Ferris had not been to 860 for weeks. The need, the strong craving had not been upon him until sometime late that afternoon, when he felt suddenly impelled to go back there. This need came to him in the form of a terrible certainty that whatever he’d had there, whatever had been precious to him for so long, had all been suddenly withdrawn. The idea of such a loss filled him with panic.

When at last he reached there, late in the afternoon, running, half-stumbling most of the way, anticipating the worst, what a relief to find that everything was all still there, just as he’d left it weeks before. Nothing had changed — the building, its proud facade, the line of windows on the fourteenth floor, and especially the little corner window. It was all still there.

He felt better at once. He almost laughed aloud. He felt his old self again. But hadn’t things always been that way? Whenever he’d had this feeling before, this sensation of impending loss, estrangement, dissociation from himself, there would be the panic until he could struggle and battle his way back to himself. One moment he was Ferris, and the next he was not anyone. He was a void. He was air drifting on a current, whatever grip he’d had on reality grown even more tenuous.

Then, when he’d return there and stand outside, across the way from 860, it would all come back to him again with that reassuring rush of warmth. He’d gaze up at the corner window and see the face, his own haunted elfin face peering down at him, and everything would be all right.

And so it was that afternoon. Nothing had changed. Everything was still the same. Everything in its own cozy, familiar groove. Everything, that is, except one small detail. Ferris had noticed it at once. The old doorman (he didn’t know his name, but they’d always seemed to acknowledge each other’s presence) was gone. Ferris didn’t know the man but felt some strange, unaccountable affinity with him. There’d been something jolly about the corpulent figure brightly clad, swelling importantly in green and scarlet at the front doors. For Ferris, it brought back sad, sweet memories of Christmases past. He had no way of knowing that the old doorman had recently retired. Now with the fellow gone, Ferris experienced a keen sense of personal loss.

Ferris was upset. But long before he’d come there that day, he’d been upset. He’d read in the newspapers that the police had reason to believe that the man, the one they called the Shadow Dancer, was back again in New York.

Ferris had read about this early in the day, with a sinking sense of impending doom. Ever since this man had made his way to Ferris’s front door, Ferris had felt a deepening sense of communion with him. For each individual the Dancer had slain, Ferris felt guilt and shame, as if in some way he might have been able to prevent it. As vile and repugnant as the man and all of his activities were to Ferris, still he couldn’t deny the inescapable attraction this monster held for him.

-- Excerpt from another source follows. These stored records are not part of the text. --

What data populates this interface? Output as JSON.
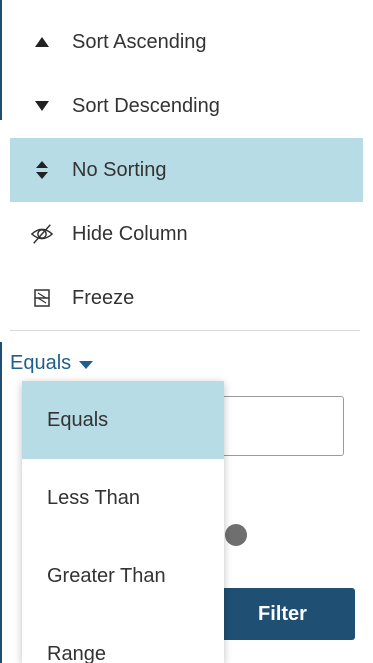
{
  "column_menu": {
    "items": [
      {
        "label": "Sort Ascending",
        "icon": "sort-ascending-icon",
        "active": false
      },
      {
        "label": "Sort Descending",
        "icon": "sort-descending-icon",
        "active": false
      },
      {
        "label": "No Sorting",
        "icon": "no-sorting-icon",
        "active": true
      },
      {
        "label": "Hide Column",
        "icon": "hide-column-icon",
        "active": false
      },
      {
        "label": "Freeze",
        "icon": "freeze-icon",
        "active": false
      }
    ]
  },
  "filter": {
    "operator_label": "Equals",
    "operator_options": [
      {
        "label": "Equals",
        "selected": true
      },
      {
        "label": "Less Than",
        "selected": false
      },
      {
        "label": "Greater Than",
        "selected": false
      },
      {
        "label": "Range",
        "selected": false
      }
    ],
    "value": "",
    "button_label": "Filter"
  },
  "colors": {
    "accent": "#1f4f73",
    "selected_background": "#b8dce6",
    "link": "#1f5f8b"
  }
}
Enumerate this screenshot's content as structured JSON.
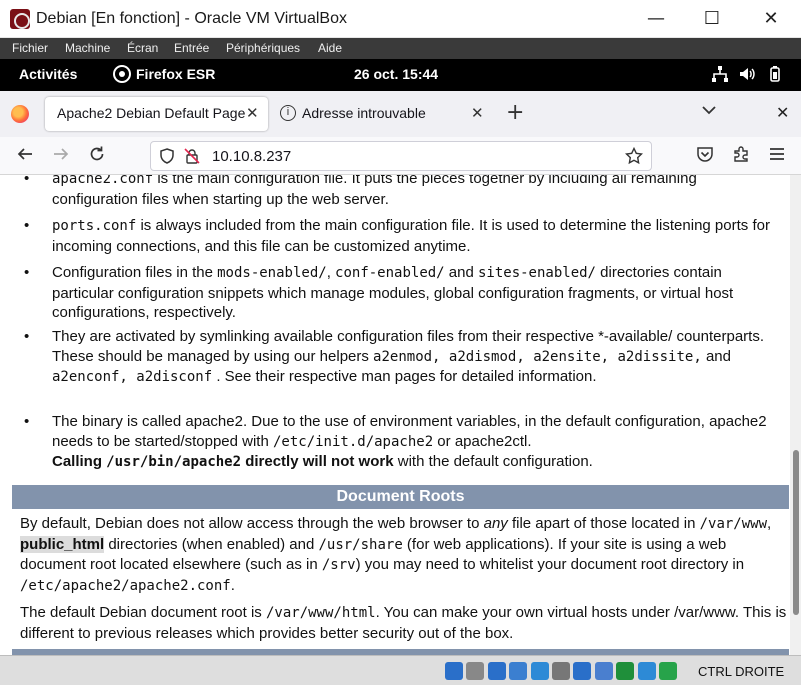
{
  "window": {
    "title": "Debian [En fonction] - Oracle VM VirtualBox",
    "minimize": "—",
    "maximize": "☐",
    "close": "✕"
  },
  "vbox_menu": [
    "Fichier",
    "Machine",
    "Écran",
    "Entrée",
    "Périphériques",
    "Aide"
  ],
  "gnome": {
    "activities": "Activités",
    "app": "Firefox ESR",
    "clock": "26 oct.  15:44"
  },
  "tabs": [
    {
      "label": "Apache2 Debian Default Page",
      "active": true
    },
    {
      "label": "Adresse introuvable",
      "active": false
    }
  ],
  "toolbar": {
    "url": "10.10.8.237",
    "new_tab": "+",
    "list_tabs": "⌄",
    "close_window": "✕"
  },
  "page": {
    "bullet1": {
      "parts": [
        "apache2.conf",
        " is the main configuration file. It puts the pieces together by including all remaining configuration files when starting up the web server."
      ]
    },
    "bullet2": {
      "code": "ports.conf",
      "text": " is always included from the main configuration file. It is used to determine the listening ports for incoming connections, and this file can be customized anytime."
    },
    "bullet3": {
      "t1": "Configuration files in the ",
      "c1": "mods-enabled/",
      "t2": ", ",
      "c2": "conf-enabled/",
      "t3": " and ",
      "c3": "sites-enabled/",
      "t4": " directories contain particular configuration snippets which manage modules, global configuration fragments, or virtual host configurations, respectively."
    },
    "bullet4": {
      "t1": "They are activated by symlinking available configuration files from their respective *-available/ counterparts. These should be managed by using our helpers ",
      "c1": "a2enmod, a2dismod, a2ensite, a2dissite,",
      "t2": " and ",
      "c2": "a2enconf, a2disconf",
      "t3": " . See their respective man pages for detailed information."
    },
    "bullet5": {
      "t1": "The binary is called apache2. Due to the use of environment variables, in the default configuration, apache2 needs to be started/stopped with ",
      "c1": "/etc/init.d/apache2",
      "t2": " or ",
      "c2": "apache2ctl",
      "t3": ".",
      "bold1": "Calling ",
      "bold_code": "/usr/bin/apache2",
      "bold2": " directly will not work",
      "t4": " with the default configuration."
    },
    "section_title": "Document Roots",
    "para1": {
      "t1": "By default, Debian does not allow access through the web browser to ",
      "em": "any",
      "t2": " file apart of those located in ",
      "c1": "/var/www",
      "t3": ", ",
      "hl": "public_html",
      "t4": " directories (when enabled) and ",
      "c2": "/usr/share",
      "t5": " (for web applications). If your site is using a web document root located elsewhere (such as in ",
      "c3": "/srv",
      "t6": ") you may need to whitelist your document root directory in ",
      "c4": "/etc/apache2/apache2.conf",
      "t7": "."
    },
    "para2": {
      "t1": "The default Debian document root is ",
      "c1": "/var/www/html",
      "t2": ". You can make your own virtual hosts under /var/www. This is different to previous releases which provides better security out of the box."
    }
  },
  "statusbar": {
    "hostkey": "CTRL DROITE",
    "icon_colors": [
      "#2a6fc9",
      "#888888",
      "#2a6fc9",
      "#3b7fd0",
      "#2d8ad6",
      "#777777",
      "#2a6fc9",
      "#4a7fcf",
      "#1f8f3a",
      "#2d8ad6",
      "#27a34a"
    ]
  }
}
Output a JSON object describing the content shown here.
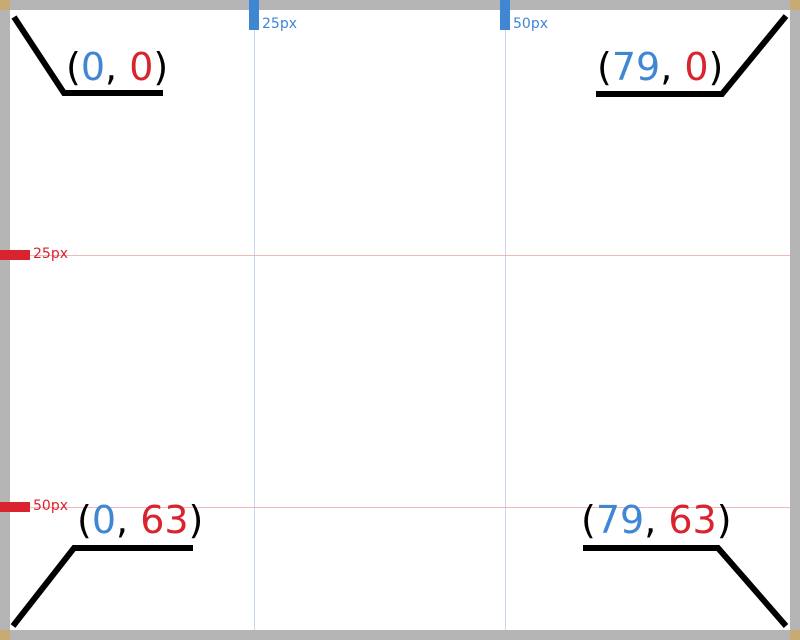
{
  "colors": {
    "border": "#b5b5b5",
    "x_accent": "#3f86d3",
    "y_accent": "#d9232e",
    "bracket": "#000000"
  },
  "ruler": {
    "x_marks": [
      "25px",
      "50px"
    ],
    "y_marks": [
      "25px",
      "50px"
    ]
  },
  "corners": {
    "top_left": {
      "x": "0",
      "y": "0"
    },
    "top_right": {
      "x": "79",
      "y": "0"
    },
    "bottom_left": {
      "x": "0",
      "y": "63"
    },
    "bottom_right": {
      "x": "79",
      "y": "63"
    }
  }
}
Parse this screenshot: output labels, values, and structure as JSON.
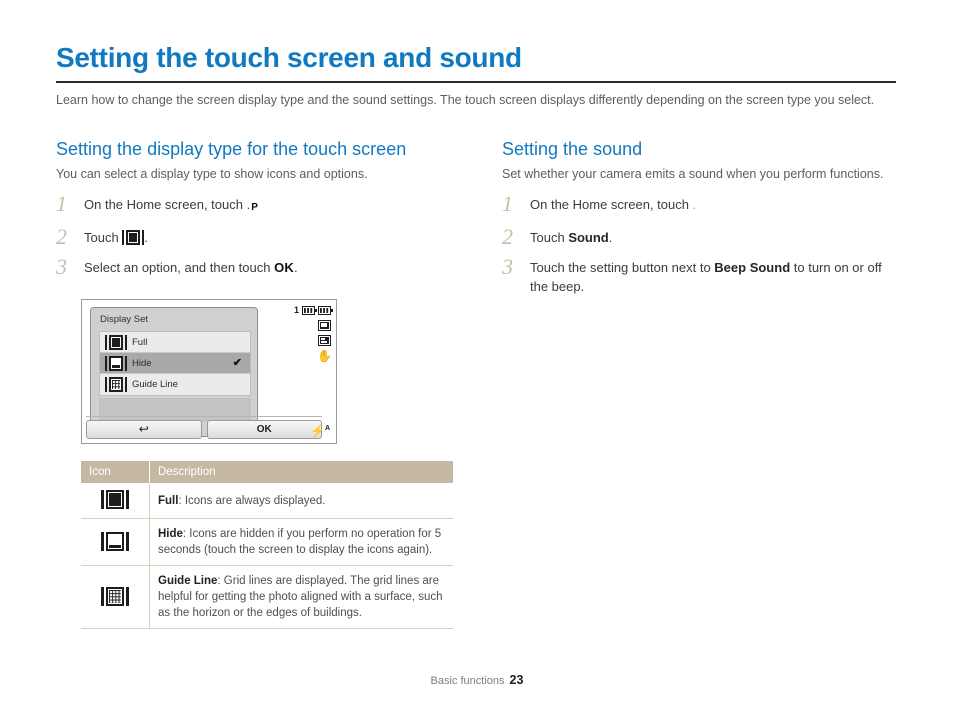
{
  "header": {
    "title": "Setting the touch screen and sound",
    "intro": "Learn how to change the screen display type and the sound settings. The touch screen displays differently depending on the screen type you select."
  },
  "left_column": {
    "section_title": "Setting the display type for the touch screen",
    "section_intro": "You can select a display type to show icons and options.",
    "steps": [
      {
        "number": "1",
        "text_before": "On the Home screen, touch ",
        "icon": "p-mode-icon",
        "text_after": "."
      },
      {
        "number": "2",
        "text_before": "Touch ",
        "icon": "display-set-icon",
        "text_after": "."
      },
      {
        "number": "3",
        "text_before": "Select an option, and then touch ",
        "emphasis": "OK",
        "text_after": "."
      }
    ]
  },
  "right_column": {
    "section_title": "Setting the sound",
    "section_intro": "Set whether your camera emits a sound when you perform functions.",
    "steps": [
      {
        "number": "1",
        "text_before": "On the Home screen, touch ",
        "icon": "settings-gear-icon",
        "text_after": "."
      },
      {
        "number": "2",
        "text_before": "Touch ",
        "emphasis": "Sound",
        "text_after": "."
      },
      {
        "number": "3",
        "text_before": "Touch the setting button next to ",
        "emphasis": "Beep Sound",
        "text_after": " to turn on or off the beep."
      }
    ]
  },
  "camera_screen": {
    "panel_title": "Display Set",
    "options": [
      {
        "label": "Full",
        "icon": "display-full-icon",
        "selected": false,
        "check": ""
      },
      {
        "label": "Hide",
        "icon": "display-hide-icon",
        "selected": true,
        "check": "✔"
      },
      {
        "label": "Guide Line",
        "icon": "display-grid-icon",
        "selected": false,
        "check": ""
      }
    ],
    "buttons": {
      "back_label": "↩",
      "ok_label": "OK"
    },
    "status_icons": {
      "burst_count": "1",
      "battery_left": "battery-icon",
      "battery_right": "battery-full-icon",
      "resolution": "image-size-icon",
      "quality": "image-quality-icon",
      "stabilizer": "ois-hand-icon",
      "flash": "⚡",
      "flash_mode": "A"
    }
  },
  "table": {
    "columns": [
      "Icon",
      "Description"
    ],
    "rows": [
      {
        "icon": "display-full-icon",
        "term": "Full",
        "description": ": Icons are always displayed."
      },
      {
        "icon": "display-hide-icon",
        "term": "Hide",
        "description": ": Icons are hidden if you perform no operation for 5 seconds (touch the screen to display the icons again)."
      },
      {
        "icon": "display-grid-icon",
        "term": "Guide Line",
        "description": ": Grid lines are displayed. The grid lines are helpful for getting the photo aligned with a surface, such as the horizon or the edges of buildings."
      }
    ]
  },
  "footer": {
    "chapter": "Basic functions",
    "page_number": "23"
  },
  "colors": {
    "heading_blue": "#1179c0",
    "table_header_tan": "#c5b9a1",
    "step_number_tan": "#c8bda6",
    "icon_badge_blue": "#1f4e9c"
  }
}
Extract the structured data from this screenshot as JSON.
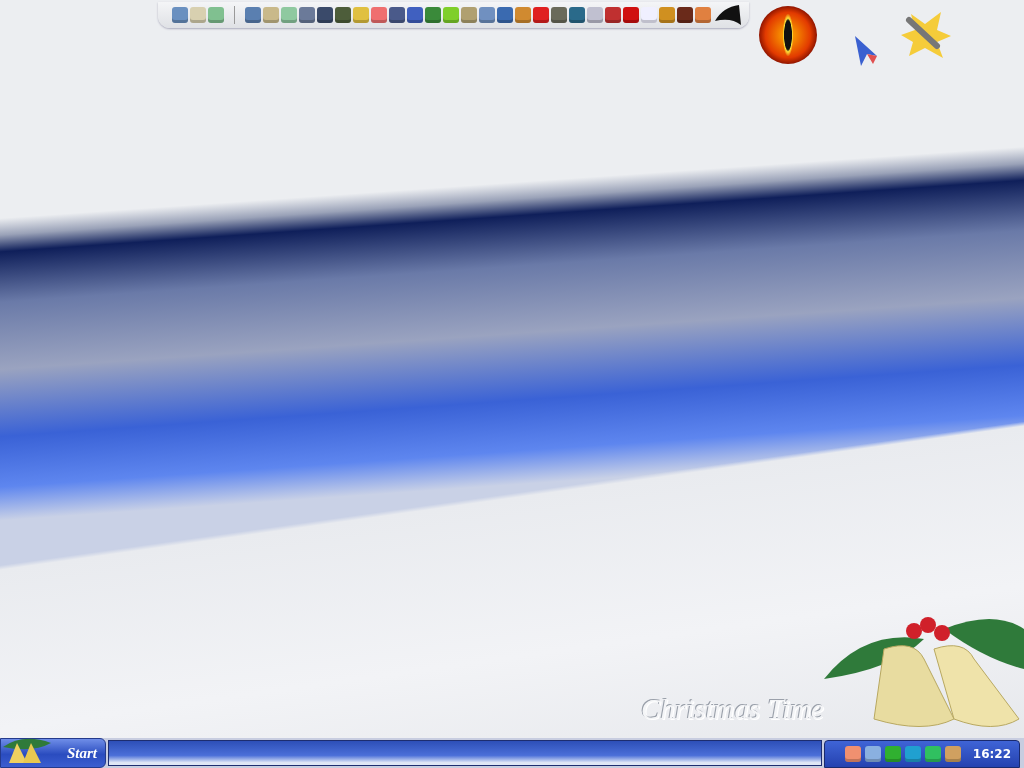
{
  "wallpaper": {
    "caption": "Christmas Time"
  },
  "taskbar": {
    "start_label": "Start",
    "clock": "16:22"
  }
}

In his mind, Ferris was convinced that he was the only person who knew the true identity of the Dancer. Certainly he’d been the only one canny enough to have tracked the fellow to his lair. Not only that, but hadn’t he stood guard over the place at the lower tip of Manhattan in an attempt to prevent further senseless slaying? And what was the reward for all of his good work? The police had picked him up and attempted to charge him as a suspect in these ghastly murders. He, Ferris, who would never knowingly hurt a fly. What a god-awful mess he’d made of things.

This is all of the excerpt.